Osito was only up and running for three months when they received a cease and desist letter from the German candy giant Haribo. Haribo noticed the Osito sweets and claimed that the bear is so similar to the Haribo one that its bear shape is in range of infringement of its trademark.[3] The letter from Haribo not only demanded that Osito immediately halt manufacturing of their boozy bears, it also demanded Osito transfer the management and ownership of the ositosconalcohol.com domain name to Haribo.[4]

The CEO of Osito, 24-year-old Ander Méndez was surprised and confused by the Haribo letter. He founded Osito with two of his university friends, fellow engineer Julen Justa, 25, and Tamar Gigolashvili, a 24-year-old law and management graduate.[5] Méndez explains that “not only were Osito & Co.’s bears bigger and a different shape, they were also sold only online or in places where alcohol was served and were clearly marked as products for people aged 18 or older.”[6] The dispute hinges on the bear shape.
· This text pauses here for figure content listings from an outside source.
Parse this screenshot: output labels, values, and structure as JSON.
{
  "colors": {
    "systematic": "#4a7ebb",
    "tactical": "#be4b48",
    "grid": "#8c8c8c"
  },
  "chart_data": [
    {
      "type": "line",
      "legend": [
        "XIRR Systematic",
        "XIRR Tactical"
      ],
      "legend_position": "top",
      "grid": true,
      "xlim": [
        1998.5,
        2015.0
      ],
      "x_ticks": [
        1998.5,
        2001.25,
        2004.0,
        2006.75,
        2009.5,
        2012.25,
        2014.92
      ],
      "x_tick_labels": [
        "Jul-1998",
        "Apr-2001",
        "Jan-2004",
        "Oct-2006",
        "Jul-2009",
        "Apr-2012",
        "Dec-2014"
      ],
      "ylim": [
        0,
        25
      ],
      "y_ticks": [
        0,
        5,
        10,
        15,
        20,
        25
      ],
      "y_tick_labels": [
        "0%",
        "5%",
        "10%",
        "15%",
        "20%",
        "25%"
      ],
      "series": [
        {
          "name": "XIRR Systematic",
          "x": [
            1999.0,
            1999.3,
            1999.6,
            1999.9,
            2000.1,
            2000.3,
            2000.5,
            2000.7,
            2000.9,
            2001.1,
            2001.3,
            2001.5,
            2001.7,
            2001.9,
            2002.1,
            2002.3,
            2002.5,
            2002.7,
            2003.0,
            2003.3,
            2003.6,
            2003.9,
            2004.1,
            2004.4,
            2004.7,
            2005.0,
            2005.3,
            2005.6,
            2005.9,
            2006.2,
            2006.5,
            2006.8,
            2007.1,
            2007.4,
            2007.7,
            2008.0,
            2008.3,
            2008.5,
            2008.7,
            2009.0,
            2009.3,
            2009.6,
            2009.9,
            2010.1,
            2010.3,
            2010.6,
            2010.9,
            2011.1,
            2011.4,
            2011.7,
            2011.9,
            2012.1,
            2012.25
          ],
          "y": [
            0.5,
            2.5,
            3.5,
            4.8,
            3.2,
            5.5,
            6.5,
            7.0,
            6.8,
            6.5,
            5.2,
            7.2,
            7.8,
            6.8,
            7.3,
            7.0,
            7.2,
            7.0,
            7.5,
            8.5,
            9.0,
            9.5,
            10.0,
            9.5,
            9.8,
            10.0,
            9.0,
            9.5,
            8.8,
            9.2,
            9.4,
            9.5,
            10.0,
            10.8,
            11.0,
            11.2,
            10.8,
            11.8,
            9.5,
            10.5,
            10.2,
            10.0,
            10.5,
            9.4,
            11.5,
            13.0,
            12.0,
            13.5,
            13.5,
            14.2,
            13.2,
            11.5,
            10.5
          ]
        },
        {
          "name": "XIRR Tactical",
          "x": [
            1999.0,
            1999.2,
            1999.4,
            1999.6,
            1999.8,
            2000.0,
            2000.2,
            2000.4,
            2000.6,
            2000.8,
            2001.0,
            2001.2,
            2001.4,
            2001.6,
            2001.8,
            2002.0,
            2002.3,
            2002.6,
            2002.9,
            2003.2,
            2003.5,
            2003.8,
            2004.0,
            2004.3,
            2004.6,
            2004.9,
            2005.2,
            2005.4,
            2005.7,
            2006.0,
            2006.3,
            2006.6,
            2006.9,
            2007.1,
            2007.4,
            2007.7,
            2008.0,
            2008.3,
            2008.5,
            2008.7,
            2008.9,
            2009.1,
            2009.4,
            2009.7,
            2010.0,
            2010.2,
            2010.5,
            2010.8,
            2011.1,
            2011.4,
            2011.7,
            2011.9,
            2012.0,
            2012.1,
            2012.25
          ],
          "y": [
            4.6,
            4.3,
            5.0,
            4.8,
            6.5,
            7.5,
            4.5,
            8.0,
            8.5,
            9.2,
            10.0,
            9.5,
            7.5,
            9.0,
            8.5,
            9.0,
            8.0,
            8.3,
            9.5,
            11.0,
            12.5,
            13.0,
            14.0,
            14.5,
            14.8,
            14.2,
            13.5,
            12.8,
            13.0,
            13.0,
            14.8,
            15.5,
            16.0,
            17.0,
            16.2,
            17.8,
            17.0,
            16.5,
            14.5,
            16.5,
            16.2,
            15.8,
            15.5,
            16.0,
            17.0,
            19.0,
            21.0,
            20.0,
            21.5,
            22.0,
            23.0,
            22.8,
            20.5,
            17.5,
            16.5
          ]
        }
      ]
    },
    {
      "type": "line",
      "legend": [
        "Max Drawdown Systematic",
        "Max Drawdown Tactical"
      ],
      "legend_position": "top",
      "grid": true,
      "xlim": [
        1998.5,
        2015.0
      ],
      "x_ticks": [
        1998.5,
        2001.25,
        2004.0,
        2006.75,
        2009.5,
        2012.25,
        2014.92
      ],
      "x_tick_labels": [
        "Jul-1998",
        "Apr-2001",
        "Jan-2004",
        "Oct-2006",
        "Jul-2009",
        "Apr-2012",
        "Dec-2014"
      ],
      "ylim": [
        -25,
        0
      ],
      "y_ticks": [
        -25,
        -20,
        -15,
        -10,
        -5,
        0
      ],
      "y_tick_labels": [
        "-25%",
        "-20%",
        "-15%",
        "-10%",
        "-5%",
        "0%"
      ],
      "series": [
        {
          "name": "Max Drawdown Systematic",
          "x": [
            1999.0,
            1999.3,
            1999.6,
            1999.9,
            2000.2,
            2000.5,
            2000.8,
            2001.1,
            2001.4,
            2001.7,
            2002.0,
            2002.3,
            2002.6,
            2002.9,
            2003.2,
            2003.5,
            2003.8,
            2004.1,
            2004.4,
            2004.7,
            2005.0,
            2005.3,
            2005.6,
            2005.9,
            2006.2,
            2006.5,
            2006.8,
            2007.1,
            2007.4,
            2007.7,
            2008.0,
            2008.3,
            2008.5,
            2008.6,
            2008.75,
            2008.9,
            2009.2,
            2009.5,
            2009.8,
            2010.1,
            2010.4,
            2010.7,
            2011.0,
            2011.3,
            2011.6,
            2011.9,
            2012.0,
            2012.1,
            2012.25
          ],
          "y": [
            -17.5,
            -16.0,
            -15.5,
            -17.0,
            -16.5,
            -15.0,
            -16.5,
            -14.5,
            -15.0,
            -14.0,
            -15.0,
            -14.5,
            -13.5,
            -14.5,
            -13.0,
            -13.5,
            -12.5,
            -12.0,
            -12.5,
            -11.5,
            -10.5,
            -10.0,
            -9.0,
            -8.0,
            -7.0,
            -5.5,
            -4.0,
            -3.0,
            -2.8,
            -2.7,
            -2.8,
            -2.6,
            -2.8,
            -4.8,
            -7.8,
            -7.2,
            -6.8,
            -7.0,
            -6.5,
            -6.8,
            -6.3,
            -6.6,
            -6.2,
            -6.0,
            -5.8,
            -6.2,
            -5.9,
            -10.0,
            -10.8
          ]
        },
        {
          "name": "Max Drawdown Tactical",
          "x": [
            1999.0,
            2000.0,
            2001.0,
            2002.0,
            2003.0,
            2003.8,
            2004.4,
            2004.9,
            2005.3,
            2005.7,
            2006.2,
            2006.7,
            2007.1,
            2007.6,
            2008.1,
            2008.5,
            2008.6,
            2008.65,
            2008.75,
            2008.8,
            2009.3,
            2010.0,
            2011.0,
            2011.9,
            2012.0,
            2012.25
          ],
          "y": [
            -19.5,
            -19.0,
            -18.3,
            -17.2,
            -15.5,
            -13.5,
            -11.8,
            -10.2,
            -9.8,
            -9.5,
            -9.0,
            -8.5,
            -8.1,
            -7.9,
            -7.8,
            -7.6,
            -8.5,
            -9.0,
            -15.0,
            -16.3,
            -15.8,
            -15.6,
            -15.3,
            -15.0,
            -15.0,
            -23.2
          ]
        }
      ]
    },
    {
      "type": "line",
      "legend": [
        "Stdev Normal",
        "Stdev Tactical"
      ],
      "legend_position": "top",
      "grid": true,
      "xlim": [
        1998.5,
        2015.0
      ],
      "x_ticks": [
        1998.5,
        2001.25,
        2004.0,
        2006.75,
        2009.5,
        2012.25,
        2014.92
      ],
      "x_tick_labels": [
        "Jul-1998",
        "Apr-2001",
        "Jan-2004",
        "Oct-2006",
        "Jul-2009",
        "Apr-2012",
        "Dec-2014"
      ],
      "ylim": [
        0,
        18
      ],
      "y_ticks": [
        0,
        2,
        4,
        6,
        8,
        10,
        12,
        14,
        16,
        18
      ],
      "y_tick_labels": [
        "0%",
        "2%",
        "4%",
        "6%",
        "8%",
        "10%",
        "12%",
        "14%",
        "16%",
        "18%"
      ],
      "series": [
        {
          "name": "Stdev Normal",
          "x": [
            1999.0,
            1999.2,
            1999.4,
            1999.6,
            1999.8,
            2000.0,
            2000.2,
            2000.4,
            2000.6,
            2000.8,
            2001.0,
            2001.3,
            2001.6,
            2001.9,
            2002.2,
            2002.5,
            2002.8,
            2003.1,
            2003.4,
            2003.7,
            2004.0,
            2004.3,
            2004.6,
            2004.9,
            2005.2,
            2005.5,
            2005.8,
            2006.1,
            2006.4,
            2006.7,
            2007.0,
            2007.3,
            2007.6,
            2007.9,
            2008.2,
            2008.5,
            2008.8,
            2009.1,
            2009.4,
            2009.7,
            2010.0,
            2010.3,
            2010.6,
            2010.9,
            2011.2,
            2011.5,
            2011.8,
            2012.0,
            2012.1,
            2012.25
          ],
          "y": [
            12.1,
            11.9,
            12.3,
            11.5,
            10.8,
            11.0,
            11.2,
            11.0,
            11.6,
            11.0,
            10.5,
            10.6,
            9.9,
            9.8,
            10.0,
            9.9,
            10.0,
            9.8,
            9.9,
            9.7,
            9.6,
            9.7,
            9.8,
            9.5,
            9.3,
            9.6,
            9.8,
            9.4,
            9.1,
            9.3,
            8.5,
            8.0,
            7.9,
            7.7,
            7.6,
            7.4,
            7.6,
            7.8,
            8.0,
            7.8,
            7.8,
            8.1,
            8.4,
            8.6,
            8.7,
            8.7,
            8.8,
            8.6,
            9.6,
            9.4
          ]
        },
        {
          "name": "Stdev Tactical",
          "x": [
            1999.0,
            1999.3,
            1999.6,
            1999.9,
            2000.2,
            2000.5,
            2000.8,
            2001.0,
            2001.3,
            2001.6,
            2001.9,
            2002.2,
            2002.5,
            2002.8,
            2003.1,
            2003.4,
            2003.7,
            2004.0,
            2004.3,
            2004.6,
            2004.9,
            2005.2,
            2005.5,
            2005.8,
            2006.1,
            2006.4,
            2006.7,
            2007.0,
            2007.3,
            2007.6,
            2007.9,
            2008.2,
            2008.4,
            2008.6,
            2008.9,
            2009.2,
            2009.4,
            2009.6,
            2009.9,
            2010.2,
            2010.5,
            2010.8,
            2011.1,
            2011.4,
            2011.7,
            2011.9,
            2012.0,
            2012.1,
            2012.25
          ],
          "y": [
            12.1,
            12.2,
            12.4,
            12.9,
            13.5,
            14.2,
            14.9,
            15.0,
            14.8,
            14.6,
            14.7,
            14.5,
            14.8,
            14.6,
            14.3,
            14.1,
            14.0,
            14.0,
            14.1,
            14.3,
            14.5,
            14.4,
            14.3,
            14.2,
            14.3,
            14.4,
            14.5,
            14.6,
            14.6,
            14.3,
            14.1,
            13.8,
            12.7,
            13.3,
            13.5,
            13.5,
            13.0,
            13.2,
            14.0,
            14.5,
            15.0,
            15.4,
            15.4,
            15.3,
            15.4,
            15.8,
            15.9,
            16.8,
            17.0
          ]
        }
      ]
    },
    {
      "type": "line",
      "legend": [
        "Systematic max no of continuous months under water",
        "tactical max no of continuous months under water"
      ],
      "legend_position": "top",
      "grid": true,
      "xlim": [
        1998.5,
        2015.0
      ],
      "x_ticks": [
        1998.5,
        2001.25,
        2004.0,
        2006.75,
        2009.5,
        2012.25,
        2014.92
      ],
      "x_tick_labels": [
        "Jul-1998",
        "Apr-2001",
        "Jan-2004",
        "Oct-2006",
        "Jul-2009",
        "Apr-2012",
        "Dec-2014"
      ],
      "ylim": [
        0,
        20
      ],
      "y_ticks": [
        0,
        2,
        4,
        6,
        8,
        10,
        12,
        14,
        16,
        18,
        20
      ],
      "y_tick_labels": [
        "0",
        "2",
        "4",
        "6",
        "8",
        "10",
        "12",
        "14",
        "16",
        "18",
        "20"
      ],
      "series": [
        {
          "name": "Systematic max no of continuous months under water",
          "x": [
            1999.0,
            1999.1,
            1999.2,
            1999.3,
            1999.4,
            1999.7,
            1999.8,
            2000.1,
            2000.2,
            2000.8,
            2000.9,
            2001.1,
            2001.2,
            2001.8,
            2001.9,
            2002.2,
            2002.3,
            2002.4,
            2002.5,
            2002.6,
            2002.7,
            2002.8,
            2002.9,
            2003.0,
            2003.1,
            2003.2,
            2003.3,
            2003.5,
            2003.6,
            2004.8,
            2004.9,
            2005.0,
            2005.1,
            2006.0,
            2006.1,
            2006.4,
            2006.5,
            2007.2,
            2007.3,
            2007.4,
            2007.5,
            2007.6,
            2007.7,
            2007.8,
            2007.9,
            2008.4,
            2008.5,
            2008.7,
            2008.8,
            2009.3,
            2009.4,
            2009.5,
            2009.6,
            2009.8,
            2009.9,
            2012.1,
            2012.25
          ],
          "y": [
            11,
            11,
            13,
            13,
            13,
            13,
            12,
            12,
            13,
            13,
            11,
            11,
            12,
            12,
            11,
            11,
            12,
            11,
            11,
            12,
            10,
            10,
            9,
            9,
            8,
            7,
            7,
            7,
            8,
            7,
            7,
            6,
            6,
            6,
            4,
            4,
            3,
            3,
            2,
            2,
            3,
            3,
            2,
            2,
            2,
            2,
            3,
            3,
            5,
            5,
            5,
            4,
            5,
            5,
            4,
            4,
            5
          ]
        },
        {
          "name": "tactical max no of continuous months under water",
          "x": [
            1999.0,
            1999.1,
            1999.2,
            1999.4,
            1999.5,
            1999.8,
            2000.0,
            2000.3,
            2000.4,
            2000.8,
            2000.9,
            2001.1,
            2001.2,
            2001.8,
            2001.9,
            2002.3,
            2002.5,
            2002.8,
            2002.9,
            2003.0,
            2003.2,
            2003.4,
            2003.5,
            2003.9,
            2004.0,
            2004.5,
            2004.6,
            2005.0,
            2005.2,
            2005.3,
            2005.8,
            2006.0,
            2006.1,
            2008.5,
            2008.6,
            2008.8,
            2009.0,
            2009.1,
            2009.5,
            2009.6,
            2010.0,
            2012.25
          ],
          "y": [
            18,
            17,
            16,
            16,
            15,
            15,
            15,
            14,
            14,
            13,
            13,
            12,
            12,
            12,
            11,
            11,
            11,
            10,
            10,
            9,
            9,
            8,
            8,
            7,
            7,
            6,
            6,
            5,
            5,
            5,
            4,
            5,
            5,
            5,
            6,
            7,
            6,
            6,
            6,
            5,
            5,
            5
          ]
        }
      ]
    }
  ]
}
Haribo claims that this is their “standard legal procedure” that is taken in order to protect their legal trademarks, although Haribo has no intention of creating alcohol infused bears.[7]

This is not the first bear dispute Haribo has brought claiming infringement of the use of their bear shape by another candy company. In 2012, Haribo brought Swiss chocolate giant, Lindt to court over Lindt’s introduction of the gold foil wrapped chocolate bears in the 2011 Christmas season.[8] Lindt argued that these chocolate gold bears were a variation on their already popular Easter chocolate gold rabbits.[9] The initial suit in a German court ruled in favor of Haribo and banned future sales of Lindt bear-shaped chocolates in December 2012.[10] However, this decision was subsequently thrown out at the court of appeals level and later by Germany’s federal court which articulated that the two products could not be confused with each other.[11] The court decided in favor of Lindt and claimed that “Lindt’s sale of bear-shaped chocolates wrapped in a golden foil with a red ribbon is neither a violation of Haribo’s ‘Gold Bear’ trademark nor an illegal imitation of the fruit gum products.”[12] Lindt is able to continue to produce chocolate bears without infringing the Haribo gummy bear trademark.[13]

As for Osito, Méndez and the founders of Osito have taken on the help of a lawyer to assist with Haribo’s letter. They plan to keep marketing Osito and continue selling their alcohol infused candies in Spain and to customers in the U.K. and France.

Footnotes[+]

Rachel Oleck

Rachel Oleck is a third-year J.D. candidate at Fordham University School of Law and a staff member of the Intellectual Property, Media & Entertainment Law Journal. She holds a B.A. in Political Science from Boston University.